Second, the court held that even if section 330 applied to the professionals’ fee applications, they still would not be entitled to a fee enhancement. The bankruptcy court noted that under section 330 a fee enhancement may be justified considering, among other things, the following:

  • The time spent on such services

  • The rates charged for such services

  • Whether the services were necessary to the administration of, or beneficial at the time at which the service was rendered toward the completion of the bankruptcy case

  • Whether the services were performed within a reasonable amount of time commensurate with the complexity, importance, and nature of the problem, issue, or task addressed

  • With respect to a professional person, whether the person is board certified or otherwise has demonstrated skill and experience in the bankruptcy field

  • Whether the compensation is reasonable based on the customary compensation charged by comparably skilled practitioners in cases other than cases under this title.

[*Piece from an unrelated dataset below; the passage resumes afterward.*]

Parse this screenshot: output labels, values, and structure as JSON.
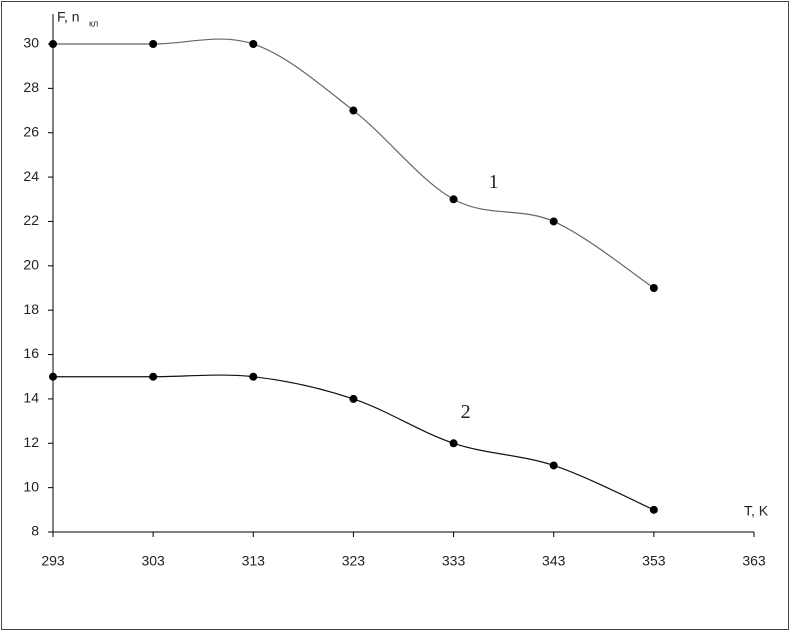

The bankruptcy court found that enhancement of the professionals’ fees was not warranted under any of these criteria because

  • the time expended was normal,

  • the rates were not discounted,

  • the services were necessary and not extraordinary,

  • nothing was unusual about the time or complexity of the services provided,

  • compensation was reasonable based on comparable bankruptcy professionals and engagements, and

  • the compensation was commensurate with that of similarly skilled practitioners in non-bankruptcy settings.

Importantly, the bankruptcy court noted that it is disinclined to award fee enhancements in cases where professionals have been paid “handsome” market-rate hourly fees and creditors have received less than full recovery. Where attorneys charge and are paid over $1,000 per hour, the court noted, it expects that work performed will be exceptional.